Just about anyone could be Superman – though it helps if they’re white, because of past depictions of the character as well as the expectations of the fan base – and that movie will rise of fall on the strength of Cavil convincing people that he’s worthy of wearing that famous red cape.
But millions won’t want to see it because of Cavil, just as relatively few people probably went to see “Superman Returns” on the strength of Brandon Routh in the title role.
Superman is iconic, and some version of the character has been around for forty or fifty years.
And we have seen this before, though with another DC character: Batman.
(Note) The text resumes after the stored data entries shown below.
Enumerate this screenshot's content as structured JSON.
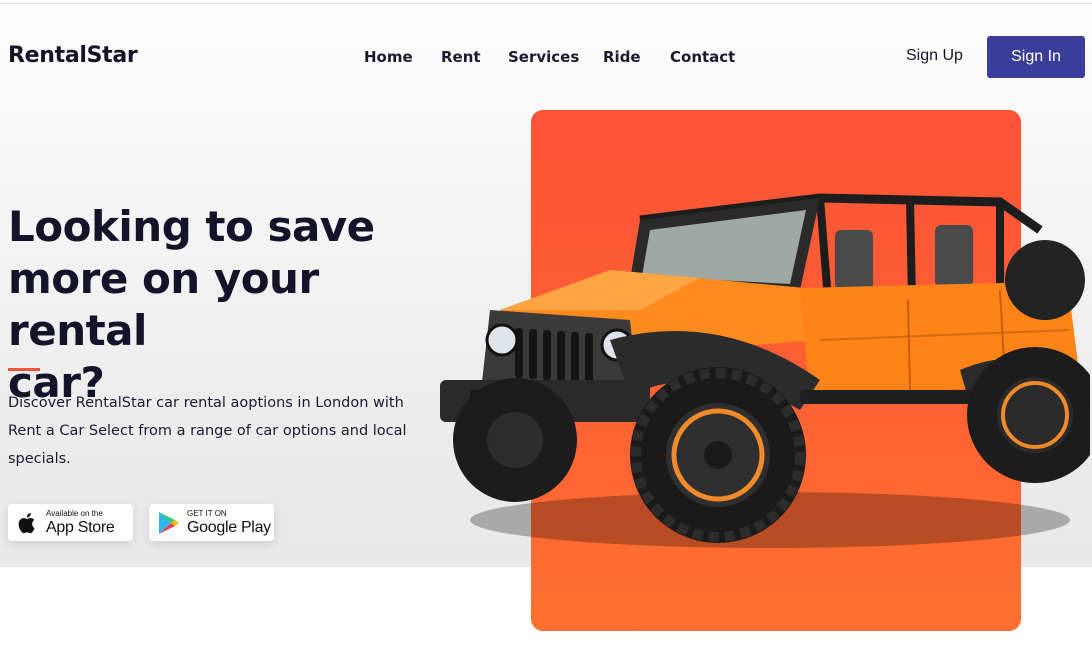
{
  "header": {
    "logo": "RentalStar",
    "nav": [
      "Home",
      "Rent",
      "Services",
      "Ride",
      "Contact"
    ],
    "sign_up_label": "Sign Up",
    "sign_in_label": "Sign In"
  },
  "hero": {
    "headline_lines": [
      "Looking to save",
      "more on your rental",
      "car?"
    ],
    "description": "Discover RentalStar car rental aoptions in London with Rent a Car Select from a range of car options and local specials.",
    "app_store": {
      "small": "Available on the",
      "big": "App Store"
    },
    "google_play": {
      "small": "GET IT ON",
      "big": "Google Play"
    },
    "accent_color": "#f2533b",
    "card_color": "#ff5e35",
    "car_color": "#ff8a1e"
  },
  "colors": {
    "primary_button": "#3b3d9a",
    "text_dark": "#13132a"
  }
}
For instance, Joel Schumacher, who was handed the franchise from Tim Burton, for some reason decided that camp was the way to go, as if being garish and homoerotic weren’t enough. Yet “Batman and Robin” brought in almost $240 million on a $125 million dollar budget, which was significantly less than “Batman Forever,” which earned almost $340 million on a $100 million dollar budget.
What’s amazing is that ‘Batman and Robin” earned as much as it did, despite the aforementioned homoeroticism. This implied that there was interest enough to relaucnch the franchise under a relatively unknown director named Christopher Nolan.
And the rest is history.
“The Man From U.N.C.L.E.” is a lot of things, though iconic isn’t one of them. I suspect that relatively few people are expectantly waiting to see Napoleon Solo and Illya Kuryakin back on the big screen.
Which is why it’s important and Henry Cavil (and Arnie Hammer) are able to carry what will probably be an expensive movie on their own, without the aid of Superman or Johnny Depp to help them.
And I am not entirely sure that that’s a weight that they can bear.